Les agriculteurs allument 100 feux de détresse

18h33 - 17 février 2016 - par D.A
Les agriculteurs allument 100 feux de détresse
Devant le Super U de Grez-Neuville, mercredi 17 février. - © Haut Anjou

Le Super U de Grez-Neuville derrière un écran de fumée, mercredi 17 février. Si les agriculteurs du secteur préparaient une soirée au coin du feu, c'était pour une veillée funèbre, sans chants ni grillades.
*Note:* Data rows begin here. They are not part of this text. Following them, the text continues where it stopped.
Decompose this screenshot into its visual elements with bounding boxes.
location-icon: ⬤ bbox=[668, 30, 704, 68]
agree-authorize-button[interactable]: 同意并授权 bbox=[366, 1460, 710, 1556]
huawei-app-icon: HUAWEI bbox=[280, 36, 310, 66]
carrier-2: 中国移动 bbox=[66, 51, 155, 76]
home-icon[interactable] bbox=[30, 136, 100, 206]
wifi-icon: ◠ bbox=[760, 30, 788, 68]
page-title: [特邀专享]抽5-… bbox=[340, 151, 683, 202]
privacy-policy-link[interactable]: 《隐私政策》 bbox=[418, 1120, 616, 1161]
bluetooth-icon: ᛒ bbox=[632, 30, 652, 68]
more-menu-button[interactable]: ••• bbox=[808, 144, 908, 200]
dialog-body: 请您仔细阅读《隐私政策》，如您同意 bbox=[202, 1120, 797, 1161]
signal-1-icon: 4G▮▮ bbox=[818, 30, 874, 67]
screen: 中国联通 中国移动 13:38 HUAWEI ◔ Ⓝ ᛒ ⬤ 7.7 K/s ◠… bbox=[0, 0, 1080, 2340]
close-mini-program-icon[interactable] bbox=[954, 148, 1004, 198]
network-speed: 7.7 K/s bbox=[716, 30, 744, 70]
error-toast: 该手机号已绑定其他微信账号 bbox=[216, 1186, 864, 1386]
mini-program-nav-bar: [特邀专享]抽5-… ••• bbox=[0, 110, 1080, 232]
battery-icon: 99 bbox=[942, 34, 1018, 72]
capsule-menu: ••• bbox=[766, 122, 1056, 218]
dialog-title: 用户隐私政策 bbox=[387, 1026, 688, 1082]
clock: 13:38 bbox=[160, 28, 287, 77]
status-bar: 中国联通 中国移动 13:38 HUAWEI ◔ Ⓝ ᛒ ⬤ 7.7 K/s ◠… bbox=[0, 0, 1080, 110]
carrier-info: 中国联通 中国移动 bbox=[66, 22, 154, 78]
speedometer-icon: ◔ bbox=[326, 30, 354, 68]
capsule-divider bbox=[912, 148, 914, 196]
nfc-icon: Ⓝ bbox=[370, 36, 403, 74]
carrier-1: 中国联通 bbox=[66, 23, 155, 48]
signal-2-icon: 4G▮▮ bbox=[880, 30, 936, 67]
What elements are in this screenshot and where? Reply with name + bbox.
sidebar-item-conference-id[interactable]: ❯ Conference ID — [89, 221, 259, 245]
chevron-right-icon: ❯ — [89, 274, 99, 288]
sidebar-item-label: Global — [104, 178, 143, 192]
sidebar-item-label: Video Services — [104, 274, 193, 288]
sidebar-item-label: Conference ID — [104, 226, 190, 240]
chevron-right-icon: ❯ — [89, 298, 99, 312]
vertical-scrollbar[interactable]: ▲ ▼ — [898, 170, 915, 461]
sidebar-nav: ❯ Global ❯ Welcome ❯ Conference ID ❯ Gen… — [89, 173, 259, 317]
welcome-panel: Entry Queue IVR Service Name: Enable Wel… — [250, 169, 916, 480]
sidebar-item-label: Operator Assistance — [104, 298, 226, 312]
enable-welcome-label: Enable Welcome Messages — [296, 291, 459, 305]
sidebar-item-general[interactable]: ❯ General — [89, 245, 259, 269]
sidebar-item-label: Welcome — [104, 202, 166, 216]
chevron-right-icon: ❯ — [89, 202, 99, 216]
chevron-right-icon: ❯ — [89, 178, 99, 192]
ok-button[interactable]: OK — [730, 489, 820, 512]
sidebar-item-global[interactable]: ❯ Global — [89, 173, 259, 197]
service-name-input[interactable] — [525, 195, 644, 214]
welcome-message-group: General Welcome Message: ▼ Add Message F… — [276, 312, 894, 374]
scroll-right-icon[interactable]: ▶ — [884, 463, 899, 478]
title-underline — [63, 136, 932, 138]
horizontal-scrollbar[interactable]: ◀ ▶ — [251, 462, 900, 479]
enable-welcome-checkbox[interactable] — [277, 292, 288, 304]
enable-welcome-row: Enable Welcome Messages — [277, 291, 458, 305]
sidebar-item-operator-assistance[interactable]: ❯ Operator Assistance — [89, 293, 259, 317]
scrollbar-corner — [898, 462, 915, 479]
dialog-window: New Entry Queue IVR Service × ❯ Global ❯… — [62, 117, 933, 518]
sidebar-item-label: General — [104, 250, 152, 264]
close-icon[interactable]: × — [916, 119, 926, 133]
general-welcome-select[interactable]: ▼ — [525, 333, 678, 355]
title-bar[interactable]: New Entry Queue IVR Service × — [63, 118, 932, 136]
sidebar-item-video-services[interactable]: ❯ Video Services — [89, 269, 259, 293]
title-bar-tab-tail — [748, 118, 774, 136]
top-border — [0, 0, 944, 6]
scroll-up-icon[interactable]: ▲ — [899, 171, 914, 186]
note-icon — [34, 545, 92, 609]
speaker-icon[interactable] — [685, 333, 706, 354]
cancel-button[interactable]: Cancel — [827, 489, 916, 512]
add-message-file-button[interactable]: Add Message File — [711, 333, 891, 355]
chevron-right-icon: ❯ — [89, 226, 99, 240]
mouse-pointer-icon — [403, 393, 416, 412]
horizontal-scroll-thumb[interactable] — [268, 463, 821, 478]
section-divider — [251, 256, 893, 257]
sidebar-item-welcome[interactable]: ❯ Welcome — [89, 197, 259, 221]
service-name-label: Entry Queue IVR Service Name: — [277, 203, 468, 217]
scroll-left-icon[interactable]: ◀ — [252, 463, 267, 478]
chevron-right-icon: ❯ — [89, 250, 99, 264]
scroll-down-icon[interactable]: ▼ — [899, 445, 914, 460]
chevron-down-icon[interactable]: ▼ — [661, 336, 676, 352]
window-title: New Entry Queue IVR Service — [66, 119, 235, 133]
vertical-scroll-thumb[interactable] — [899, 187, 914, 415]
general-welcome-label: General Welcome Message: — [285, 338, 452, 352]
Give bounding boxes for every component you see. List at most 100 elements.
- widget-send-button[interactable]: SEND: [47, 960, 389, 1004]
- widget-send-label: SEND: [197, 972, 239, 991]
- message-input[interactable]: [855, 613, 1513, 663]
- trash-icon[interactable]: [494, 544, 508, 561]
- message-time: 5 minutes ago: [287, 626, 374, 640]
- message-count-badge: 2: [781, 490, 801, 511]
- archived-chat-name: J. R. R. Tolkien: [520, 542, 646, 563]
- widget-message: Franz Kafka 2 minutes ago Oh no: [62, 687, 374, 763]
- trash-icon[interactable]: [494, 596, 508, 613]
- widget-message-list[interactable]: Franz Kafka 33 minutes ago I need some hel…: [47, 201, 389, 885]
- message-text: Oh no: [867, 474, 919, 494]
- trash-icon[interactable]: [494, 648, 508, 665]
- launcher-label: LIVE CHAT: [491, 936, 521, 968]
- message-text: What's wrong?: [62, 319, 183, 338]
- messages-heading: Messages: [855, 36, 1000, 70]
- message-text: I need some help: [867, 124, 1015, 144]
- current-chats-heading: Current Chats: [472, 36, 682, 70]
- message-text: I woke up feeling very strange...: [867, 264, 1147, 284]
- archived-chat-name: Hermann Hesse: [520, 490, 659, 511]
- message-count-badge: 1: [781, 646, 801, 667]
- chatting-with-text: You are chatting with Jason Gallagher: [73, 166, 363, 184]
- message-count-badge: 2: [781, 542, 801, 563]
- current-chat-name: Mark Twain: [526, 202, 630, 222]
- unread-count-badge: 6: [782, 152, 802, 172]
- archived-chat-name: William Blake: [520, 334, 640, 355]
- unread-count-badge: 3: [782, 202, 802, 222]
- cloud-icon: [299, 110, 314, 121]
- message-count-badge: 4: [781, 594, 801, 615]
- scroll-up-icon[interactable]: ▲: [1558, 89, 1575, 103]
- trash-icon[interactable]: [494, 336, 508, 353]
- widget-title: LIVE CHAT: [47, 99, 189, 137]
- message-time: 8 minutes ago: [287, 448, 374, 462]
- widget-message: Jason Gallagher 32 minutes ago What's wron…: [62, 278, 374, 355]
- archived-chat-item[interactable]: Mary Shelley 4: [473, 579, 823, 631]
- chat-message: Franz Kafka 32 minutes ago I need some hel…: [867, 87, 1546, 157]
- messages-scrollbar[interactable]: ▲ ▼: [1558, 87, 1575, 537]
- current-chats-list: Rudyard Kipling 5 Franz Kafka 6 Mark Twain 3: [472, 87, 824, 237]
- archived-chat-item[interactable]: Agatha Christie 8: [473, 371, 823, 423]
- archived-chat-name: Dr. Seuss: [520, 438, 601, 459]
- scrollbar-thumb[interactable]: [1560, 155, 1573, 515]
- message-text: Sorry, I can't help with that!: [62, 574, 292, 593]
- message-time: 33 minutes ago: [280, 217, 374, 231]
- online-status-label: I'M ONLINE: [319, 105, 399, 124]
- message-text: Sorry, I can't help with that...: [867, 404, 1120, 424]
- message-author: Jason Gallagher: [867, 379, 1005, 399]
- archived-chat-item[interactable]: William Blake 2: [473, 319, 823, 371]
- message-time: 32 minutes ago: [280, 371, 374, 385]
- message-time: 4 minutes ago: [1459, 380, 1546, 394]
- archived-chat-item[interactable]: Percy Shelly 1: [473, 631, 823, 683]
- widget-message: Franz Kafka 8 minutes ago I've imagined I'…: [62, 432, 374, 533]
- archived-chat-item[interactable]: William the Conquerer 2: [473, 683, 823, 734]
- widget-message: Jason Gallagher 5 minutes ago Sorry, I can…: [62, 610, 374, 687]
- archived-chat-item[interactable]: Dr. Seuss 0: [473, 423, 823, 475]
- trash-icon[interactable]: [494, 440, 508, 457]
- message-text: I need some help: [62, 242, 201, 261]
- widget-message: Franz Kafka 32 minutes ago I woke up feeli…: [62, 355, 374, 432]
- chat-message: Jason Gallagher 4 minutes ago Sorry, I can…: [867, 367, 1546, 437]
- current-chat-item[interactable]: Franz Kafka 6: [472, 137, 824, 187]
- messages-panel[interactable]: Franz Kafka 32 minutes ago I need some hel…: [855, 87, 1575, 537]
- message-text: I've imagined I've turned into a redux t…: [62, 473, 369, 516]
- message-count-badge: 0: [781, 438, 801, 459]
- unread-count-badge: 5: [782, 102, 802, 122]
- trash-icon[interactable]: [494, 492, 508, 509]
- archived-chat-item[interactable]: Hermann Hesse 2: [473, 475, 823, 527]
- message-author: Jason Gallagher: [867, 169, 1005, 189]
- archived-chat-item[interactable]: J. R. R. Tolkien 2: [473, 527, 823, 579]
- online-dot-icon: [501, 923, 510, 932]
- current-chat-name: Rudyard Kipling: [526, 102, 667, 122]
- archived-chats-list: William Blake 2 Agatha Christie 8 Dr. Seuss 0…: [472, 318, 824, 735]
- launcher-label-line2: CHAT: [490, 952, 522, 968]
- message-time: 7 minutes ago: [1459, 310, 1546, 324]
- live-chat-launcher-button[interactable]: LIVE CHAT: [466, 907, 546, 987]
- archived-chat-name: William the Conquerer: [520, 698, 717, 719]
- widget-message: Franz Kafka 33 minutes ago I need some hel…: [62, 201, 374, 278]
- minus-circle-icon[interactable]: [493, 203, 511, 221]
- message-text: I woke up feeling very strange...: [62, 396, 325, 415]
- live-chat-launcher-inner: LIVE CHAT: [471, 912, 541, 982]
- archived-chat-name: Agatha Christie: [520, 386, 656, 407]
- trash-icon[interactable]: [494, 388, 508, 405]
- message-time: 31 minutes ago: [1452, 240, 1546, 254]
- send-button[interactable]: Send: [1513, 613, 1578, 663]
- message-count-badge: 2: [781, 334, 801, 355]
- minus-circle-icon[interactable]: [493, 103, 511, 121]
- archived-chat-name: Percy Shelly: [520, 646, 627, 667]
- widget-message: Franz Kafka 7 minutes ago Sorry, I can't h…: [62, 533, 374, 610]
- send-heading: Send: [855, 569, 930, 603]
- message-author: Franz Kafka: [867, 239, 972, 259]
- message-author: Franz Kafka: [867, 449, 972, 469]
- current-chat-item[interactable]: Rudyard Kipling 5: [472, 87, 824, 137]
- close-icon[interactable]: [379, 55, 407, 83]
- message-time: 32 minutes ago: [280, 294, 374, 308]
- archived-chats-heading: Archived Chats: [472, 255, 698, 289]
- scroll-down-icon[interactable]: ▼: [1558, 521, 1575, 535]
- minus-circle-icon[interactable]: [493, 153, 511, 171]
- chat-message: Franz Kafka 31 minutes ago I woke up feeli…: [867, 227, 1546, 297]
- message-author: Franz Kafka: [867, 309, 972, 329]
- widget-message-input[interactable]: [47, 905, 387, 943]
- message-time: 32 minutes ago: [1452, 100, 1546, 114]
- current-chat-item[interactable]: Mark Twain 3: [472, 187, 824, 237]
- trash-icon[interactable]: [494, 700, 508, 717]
100 feux de détresse, pour une menace de mort qui pèse sur l’agriculture française. Les prix toujours plus faibles payés aux producteurs, leur ont fait passer l’envie de sourire. Sur tout le territoire du Maine-et-Loire, une centaine de brasiers a été allumée, tout sauf des feux de joie. Une campagne qui s’embrase, comme un avertissement à l’adresse des pouvoirs publics. « Ce soir, c’est sans animosité, mais quand on sera au bout, on va finir par durcir le ton. regardez ce qui se passe à Rennes », prévient un manifestant. Sur le bord de la route, des messages pour le moins explicites : « La mort est dans le pré » ou encore « Le Foll dégage !». Le ministre de l’Agriculture est une cible privilégiée, avec ses « mesurettes », dénoncées comme inutiles. Un producteur de lait, rit jaune : « On vient d’annoncer 7% de baisse des cotisations sociales. Mais on ne demande pas qu’on affaiblisse notre système de protection sociale. Il faut rééquilibrer la filière pour renforcer nos exploitations en péril. Voyez-vous beaucoup de supermarchés faire faillite ? » Sur le front des négociations, les discussions se poursuivent entre les acteurs des filières lait, porc et viande bovine.